Now, those barriers have fallen. A father in Nongoma can once again accept cattle delivered from a suitor’s family in Durban without hours of paperwork. A chief can preside over a ceremony without explaining why the cows arrived in a truck that does not officially exist.
Cautious Optimism
Not everyone is celebrating. Meat processors who rely on export markets note that KZN’s FMD-free status must now be recognized by international trading partners—a process that can take months. The European Union, China, and neighboring countries like Eswatini and Mozambique maintain their own import protocols. Until those are updated, certain markets will remain closed.
“Lifting domestic restrictions is the first step,” said Francois Rossouw, CEO of the Red Meat Producers’ Organisation. “The second step is regaining our export certifications. That is a diplomatic and bureaucratic marathon, not a sprint.”

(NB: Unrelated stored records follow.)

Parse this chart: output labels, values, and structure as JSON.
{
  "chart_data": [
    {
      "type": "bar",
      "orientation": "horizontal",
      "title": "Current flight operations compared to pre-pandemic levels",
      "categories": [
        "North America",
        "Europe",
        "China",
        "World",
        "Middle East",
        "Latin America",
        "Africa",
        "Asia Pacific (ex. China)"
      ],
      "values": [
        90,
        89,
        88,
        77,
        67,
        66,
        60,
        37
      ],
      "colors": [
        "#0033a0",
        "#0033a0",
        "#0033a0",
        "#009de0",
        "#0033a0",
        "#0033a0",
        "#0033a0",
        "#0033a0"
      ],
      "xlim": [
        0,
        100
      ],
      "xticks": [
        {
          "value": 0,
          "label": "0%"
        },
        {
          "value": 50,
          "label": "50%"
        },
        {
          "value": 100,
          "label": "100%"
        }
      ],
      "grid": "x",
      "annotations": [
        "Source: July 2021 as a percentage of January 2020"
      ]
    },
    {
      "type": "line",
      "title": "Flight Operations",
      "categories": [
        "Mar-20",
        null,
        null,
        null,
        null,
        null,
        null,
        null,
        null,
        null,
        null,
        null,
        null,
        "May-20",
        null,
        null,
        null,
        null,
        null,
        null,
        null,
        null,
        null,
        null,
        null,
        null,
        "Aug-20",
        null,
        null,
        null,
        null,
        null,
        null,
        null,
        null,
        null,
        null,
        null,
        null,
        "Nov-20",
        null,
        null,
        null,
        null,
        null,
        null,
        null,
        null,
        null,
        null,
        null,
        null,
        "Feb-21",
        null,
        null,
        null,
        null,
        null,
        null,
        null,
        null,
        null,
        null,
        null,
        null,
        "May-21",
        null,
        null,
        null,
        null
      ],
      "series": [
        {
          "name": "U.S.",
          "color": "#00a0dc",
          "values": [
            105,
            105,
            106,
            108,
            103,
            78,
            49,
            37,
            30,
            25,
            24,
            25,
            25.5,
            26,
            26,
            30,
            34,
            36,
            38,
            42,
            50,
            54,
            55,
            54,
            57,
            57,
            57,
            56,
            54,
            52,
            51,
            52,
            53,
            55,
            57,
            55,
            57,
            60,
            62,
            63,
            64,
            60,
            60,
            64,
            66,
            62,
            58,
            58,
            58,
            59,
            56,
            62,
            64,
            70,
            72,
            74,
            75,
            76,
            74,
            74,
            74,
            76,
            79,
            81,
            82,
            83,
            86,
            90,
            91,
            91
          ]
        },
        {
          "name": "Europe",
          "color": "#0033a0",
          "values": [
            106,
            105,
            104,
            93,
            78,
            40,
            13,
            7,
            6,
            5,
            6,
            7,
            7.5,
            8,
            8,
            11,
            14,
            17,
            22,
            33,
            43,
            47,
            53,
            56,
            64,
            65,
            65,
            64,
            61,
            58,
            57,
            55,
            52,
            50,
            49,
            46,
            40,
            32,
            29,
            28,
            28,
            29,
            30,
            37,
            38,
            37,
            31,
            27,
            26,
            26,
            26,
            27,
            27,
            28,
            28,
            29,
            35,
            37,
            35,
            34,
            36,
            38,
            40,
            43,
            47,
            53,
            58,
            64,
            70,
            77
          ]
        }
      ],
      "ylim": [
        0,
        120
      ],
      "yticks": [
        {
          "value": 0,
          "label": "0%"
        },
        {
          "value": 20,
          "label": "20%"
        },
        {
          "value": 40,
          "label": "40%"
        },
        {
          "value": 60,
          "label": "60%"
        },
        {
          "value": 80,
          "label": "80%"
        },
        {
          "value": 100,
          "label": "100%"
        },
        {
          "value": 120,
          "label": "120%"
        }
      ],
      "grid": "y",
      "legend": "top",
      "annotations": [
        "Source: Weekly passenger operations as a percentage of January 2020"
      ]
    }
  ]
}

There is also the lingering question of compensation. Farmers whose herds were culled during the outbreak—a standard disease control measure—have been waiting for payouts from the state. Some have waited over a year. Steenhuisen acknowledged the backlog and promised that his department would prioritize outstanding claims, but he offered no specific timeline.
A New Dawn
As the sun set over the KZN midlands on the evening of the announcement, a trailer loaded with 15 weaner calves rolled past a police checkpoint that has been manned for 18 months. The officer on duty waved it through without asking for a permit—because none was required. The driver, a young man named Sipho, honked his horn not once but three times, a signal to no one in particular and everyone at once.
His father, waiting at a feedlot outside Pietermaritzburg, heard the horn before he saw the truck. He smiled—a small, tired, grateful smile. Tonight, the cows would sleep in new grass. Tomorrow, the auction would begin. And for the first time in two years, KZN’s farmers could breathe.
The gates are open. The long wait is over.